I think much of modern preaching is nothing more than passing on information. Sometimes it’s just a commentary on the Bible. However, people can get that from a book; they don’t need a preacher. Preaching has to move people’s hearts and consciences. Something has to happen to us.
It’s one of the sad features of our time that congregations that are often large in the mornings are only a handful in the evenings. That possibly tells us something about the morning service. If there was real blessing in each service, people would hunger for more. Preachers need to consider this. If the preaching is not lively and spiritually arresting, why would anyone want to come back later?
What kind of changes would we see if the Spirit enlivened our preaching?

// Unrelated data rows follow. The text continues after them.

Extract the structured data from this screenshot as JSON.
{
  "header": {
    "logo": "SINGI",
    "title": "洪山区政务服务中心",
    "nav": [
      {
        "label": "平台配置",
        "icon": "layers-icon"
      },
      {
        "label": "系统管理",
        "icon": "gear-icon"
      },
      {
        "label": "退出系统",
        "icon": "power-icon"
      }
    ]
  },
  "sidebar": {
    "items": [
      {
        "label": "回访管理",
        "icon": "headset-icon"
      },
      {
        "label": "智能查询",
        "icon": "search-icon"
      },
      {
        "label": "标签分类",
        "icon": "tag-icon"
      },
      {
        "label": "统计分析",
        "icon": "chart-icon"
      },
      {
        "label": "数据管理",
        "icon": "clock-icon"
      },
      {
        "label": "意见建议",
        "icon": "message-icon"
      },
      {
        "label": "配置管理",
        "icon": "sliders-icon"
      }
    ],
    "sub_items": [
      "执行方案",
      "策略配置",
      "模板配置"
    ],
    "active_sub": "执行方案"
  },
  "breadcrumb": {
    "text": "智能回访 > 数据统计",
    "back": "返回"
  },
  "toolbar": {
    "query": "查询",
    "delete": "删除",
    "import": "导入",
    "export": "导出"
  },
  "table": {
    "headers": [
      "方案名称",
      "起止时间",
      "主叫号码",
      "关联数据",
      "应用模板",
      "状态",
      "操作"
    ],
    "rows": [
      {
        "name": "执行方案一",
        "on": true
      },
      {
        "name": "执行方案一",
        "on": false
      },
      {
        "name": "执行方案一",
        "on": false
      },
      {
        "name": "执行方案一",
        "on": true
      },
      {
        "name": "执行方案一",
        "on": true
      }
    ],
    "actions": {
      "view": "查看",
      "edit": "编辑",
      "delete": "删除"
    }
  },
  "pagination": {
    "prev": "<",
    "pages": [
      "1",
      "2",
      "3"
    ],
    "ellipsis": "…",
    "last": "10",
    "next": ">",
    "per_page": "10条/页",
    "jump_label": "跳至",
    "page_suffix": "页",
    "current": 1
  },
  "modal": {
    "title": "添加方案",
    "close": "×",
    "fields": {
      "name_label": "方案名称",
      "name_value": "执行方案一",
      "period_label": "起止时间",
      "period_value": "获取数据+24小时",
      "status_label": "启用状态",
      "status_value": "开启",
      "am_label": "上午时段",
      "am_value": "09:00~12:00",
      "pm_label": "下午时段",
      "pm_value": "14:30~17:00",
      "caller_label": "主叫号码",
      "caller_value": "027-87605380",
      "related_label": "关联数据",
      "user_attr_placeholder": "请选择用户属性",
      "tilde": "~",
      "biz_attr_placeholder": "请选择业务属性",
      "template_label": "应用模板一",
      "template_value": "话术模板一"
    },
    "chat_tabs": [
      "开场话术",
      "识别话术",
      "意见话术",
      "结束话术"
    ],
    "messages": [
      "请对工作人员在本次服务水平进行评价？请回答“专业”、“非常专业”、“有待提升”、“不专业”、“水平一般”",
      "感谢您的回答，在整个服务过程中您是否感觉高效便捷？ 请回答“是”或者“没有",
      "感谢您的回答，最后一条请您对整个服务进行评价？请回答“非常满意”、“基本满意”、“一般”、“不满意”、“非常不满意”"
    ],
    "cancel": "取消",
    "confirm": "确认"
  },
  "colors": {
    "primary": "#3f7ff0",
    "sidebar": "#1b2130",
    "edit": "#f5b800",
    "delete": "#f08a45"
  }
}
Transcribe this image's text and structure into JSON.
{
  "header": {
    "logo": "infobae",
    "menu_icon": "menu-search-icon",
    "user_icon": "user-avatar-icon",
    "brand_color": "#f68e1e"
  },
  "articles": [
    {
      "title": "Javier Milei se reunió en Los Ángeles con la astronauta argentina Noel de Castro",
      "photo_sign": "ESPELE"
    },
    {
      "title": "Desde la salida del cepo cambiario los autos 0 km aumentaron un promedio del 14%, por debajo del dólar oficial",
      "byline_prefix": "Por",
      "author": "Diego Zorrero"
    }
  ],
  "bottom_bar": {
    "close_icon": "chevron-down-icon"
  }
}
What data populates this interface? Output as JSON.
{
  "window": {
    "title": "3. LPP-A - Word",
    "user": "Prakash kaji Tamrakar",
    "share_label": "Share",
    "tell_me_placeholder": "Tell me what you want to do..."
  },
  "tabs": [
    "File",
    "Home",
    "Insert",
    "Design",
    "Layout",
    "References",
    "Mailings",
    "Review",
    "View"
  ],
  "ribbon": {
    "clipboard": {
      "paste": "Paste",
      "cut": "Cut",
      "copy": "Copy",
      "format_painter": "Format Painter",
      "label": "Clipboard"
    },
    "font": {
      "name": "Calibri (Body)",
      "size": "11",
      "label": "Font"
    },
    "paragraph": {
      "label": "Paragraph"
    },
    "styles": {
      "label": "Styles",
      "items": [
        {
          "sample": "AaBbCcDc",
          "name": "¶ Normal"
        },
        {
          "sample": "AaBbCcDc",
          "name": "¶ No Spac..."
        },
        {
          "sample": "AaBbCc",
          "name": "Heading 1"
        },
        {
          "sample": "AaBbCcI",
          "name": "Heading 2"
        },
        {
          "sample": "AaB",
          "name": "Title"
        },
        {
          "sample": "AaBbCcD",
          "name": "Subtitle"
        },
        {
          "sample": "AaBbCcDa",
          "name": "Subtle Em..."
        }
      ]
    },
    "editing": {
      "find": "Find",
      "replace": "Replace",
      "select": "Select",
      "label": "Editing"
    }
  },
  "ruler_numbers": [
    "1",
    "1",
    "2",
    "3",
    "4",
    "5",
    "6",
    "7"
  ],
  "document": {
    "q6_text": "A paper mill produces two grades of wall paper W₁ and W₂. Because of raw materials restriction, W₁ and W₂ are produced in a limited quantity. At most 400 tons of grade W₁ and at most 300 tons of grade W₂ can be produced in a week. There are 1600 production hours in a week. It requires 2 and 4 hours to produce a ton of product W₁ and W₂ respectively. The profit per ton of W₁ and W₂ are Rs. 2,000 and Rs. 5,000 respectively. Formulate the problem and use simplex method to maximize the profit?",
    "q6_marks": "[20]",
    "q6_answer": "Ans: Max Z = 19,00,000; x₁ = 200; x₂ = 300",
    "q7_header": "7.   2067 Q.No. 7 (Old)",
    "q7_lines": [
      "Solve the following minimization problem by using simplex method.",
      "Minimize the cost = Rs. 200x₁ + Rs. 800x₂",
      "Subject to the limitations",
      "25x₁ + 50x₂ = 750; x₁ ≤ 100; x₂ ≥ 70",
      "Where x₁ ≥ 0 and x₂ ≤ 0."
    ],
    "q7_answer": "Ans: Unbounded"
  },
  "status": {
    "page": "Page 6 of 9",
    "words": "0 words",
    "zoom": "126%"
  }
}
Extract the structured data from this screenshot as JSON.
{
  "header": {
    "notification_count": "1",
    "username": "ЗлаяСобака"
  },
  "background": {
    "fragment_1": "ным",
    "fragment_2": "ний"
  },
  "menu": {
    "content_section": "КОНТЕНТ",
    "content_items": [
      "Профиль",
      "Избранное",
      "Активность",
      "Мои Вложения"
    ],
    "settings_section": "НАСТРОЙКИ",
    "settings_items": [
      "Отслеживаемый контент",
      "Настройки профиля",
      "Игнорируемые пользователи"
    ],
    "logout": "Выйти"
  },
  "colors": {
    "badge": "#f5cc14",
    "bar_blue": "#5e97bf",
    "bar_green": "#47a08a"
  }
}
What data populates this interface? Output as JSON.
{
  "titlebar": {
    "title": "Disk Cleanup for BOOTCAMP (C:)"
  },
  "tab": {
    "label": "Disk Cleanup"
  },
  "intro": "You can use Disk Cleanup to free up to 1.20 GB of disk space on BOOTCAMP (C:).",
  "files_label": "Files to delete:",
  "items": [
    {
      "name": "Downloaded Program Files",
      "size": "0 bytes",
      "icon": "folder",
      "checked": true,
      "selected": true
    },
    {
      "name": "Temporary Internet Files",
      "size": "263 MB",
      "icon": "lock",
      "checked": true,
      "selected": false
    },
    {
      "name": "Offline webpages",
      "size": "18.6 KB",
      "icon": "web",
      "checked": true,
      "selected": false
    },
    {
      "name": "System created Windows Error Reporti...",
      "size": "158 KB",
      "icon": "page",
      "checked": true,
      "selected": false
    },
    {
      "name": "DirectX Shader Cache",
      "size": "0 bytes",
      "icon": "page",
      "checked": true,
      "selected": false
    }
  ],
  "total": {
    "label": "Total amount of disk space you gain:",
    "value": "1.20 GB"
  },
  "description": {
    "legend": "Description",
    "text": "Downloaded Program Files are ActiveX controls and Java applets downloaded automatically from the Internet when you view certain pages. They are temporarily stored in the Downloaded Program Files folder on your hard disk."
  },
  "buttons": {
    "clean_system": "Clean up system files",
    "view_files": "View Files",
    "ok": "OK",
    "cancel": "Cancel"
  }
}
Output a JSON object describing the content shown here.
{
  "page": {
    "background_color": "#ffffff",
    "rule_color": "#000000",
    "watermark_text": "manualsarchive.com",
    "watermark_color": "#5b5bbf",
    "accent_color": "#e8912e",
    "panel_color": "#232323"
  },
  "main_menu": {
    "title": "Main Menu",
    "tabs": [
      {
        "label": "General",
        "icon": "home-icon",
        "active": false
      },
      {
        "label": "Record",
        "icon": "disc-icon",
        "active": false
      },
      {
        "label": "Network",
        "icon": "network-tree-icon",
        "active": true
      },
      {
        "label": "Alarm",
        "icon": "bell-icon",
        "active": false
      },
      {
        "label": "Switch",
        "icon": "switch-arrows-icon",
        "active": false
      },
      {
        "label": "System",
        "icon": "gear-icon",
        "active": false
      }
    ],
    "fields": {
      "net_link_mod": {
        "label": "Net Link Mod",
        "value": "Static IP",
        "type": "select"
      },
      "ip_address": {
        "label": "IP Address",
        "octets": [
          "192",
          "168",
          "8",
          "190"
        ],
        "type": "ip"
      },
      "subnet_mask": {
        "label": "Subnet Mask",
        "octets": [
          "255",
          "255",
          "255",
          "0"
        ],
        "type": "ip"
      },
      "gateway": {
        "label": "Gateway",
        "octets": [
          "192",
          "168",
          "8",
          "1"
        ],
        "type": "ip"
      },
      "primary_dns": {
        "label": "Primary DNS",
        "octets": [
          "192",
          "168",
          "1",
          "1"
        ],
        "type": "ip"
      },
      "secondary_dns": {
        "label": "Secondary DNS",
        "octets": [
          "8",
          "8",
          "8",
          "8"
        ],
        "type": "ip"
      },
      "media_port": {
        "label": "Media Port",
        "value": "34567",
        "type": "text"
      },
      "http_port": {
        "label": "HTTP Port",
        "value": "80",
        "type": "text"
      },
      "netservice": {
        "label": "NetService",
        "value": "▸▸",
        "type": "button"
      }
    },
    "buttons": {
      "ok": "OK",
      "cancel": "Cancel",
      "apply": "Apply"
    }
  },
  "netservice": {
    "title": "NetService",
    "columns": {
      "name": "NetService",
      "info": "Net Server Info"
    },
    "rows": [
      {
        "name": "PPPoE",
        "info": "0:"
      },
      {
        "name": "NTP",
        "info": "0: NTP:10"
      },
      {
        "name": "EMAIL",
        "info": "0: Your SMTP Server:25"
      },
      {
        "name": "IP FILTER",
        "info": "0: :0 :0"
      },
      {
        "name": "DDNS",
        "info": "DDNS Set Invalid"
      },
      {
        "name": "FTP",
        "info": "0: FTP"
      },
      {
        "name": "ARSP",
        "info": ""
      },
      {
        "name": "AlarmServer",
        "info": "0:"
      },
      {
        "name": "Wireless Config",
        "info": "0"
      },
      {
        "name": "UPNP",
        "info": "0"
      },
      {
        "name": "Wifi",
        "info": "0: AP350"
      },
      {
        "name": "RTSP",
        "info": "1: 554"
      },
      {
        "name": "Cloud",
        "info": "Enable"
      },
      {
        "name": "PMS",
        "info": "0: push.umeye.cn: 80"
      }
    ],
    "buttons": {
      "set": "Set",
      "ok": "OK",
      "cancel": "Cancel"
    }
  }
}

There would be new attention to the Word of God. There would be more relish in preaching. People would be more eager to bring their friends under the sound of the gospel. Even more than that, believers themselves would be sharing the gospel on other days of the week. At the end of the day, it’s our people in the work place who are to be the preachers in the sense of making Christ known through their own lives and what they do.
One of our failures at the moment is the idea that the preacher preaches on Sunday, and the people come back seven days later. Something needs to happen on Sunday so the people on Monday are encouraged, helped, and the Word goes out through them to a much larger number. This is the pattern we see in the early church (Acts 6:7; 8:4; 12:24). Every Christian became a missionary. What made them do that? The preaching they sat under; the blessing they were receiving.